In this continuation of [L-Y1], [L-L-S-Y], [L-Y2], and [L-Y3] (arXiv:0709.1515 [math.AG], arXiv:0809.2121 [math.AG], arXiv:0901.0342 [math.AG], arXiv:0907.0268 [math.AG]), we study D-branes in a target-space with a fixed $B$-field background $(Y,\alpha_B)$ along the line of the Polchinski-Grothendieck Ansatz, explained in [L-Y1] and further extended in the current work. We focus first on the gauge-field-twist effect of $B$-field to the Chan-Paton module on D-branes. Basic properties of the moduli space of D-branes, as morphisms from Azumaya schemes with a twisted fundamental module to $(Y,\alpha_B)$, are given. For holomorphic D-strings, we prove a valuation-criterion property of this moduli space. The setting is then extended to take into account also the deformation-quantization-type noncommutative geometry effect of $B$-field to both the D-brane world-volume and the superstring target-space(-time) $Y$. This brings the notion of twisted ${\cal D}$-modules that are realizable as twisted locally-free coherent modules with a flat connection into the study. We use this to realize the notion of both the classical and the quantum spectral covers as morphisms from Azumaya schemes with a fundamental module (with a flat connection in the latter case) in a very special situation.
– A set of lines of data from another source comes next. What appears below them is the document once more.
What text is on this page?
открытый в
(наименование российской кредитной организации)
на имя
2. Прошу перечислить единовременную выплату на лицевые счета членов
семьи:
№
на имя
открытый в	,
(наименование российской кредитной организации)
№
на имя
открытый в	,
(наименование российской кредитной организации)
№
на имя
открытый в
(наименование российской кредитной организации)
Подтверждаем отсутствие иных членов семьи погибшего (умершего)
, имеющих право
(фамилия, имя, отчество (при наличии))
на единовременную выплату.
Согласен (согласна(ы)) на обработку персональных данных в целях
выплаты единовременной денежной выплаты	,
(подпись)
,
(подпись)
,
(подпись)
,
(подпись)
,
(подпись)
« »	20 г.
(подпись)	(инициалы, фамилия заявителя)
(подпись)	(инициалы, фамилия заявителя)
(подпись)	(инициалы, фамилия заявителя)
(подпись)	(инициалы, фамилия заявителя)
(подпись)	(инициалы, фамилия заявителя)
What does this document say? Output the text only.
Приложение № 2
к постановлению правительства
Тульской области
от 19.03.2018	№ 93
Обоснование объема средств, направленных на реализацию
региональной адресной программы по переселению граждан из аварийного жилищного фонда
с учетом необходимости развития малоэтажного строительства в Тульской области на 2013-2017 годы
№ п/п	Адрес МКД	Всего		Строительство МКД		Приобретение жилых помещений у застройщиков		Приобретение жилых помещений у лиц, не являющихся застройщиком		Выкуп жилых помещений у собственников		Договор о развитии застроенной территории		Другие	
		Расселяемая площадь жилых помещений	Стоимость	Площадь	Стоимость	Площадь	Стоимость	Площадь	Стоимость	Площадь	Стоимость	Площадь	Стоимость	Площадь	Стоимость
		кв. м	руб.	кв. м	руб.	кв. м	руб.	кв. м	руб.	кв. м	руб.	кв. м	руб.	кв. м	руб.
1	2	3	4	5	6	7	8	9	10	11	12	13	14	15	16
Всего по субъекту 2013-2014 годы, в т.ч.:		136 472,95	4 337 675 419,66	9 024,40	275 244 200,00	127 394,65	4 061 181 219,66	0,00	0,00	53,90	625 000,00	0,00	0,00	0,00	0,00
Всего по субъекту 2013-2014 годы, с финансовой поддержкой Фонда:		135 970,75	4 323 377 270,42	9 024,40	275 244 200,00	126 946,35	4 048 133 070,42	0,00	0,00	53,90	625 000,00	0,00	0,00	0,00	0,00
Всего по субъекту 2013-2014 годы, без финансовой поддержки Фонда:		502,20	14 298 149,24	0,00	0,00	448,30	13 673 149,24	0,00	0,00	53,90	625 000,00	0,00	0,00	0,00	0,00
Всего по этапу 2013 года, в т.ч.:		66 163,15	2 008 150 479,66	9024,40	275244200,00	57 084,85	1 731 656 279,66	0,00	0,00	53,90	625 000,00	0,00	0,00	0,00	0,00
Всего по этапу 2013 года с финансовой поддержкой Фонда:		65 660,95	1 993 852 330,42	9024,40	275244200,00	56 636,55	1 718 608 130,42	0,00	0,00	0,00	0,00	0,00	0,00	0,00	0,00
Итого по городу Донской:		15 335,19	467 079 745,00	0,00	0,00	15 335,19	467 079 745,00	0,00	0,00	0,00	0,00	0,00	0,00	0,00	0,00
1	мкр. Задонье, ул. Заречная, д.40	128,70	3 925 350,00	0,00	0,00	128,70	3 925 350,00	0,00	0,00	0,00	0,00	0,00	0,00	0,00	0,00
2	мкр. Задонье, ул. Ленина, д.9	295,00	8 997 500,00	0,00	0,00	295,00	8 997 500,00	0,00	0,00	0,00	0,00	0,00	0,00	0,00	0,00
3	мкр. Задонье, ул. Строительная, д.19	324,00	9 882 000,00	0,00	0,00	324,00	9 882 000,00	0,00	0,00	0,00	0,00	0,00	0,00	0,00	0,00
The 3rd theme (subtitled "Sharp vs. Polchinski-Grothendieck") of Sec. 2.2 is to be read with the work [Sh3] (arXiv:hep-th/0102197) of Sharp while Sec. 5.2 (subtitled less appropriately "Dijkgraaf-Holland-Su{\l}kowski-Vafa vs. Polchinski-Grothendieck") is to be read with the related sections in [D-H-S-V] (arXiv:0709.4446 [hep-th]) and [D-H-S] (arXiv:0810.4157 [hep-th]) of Dijkgraaf, Hollands, Su{\l}kowski, and Vafa.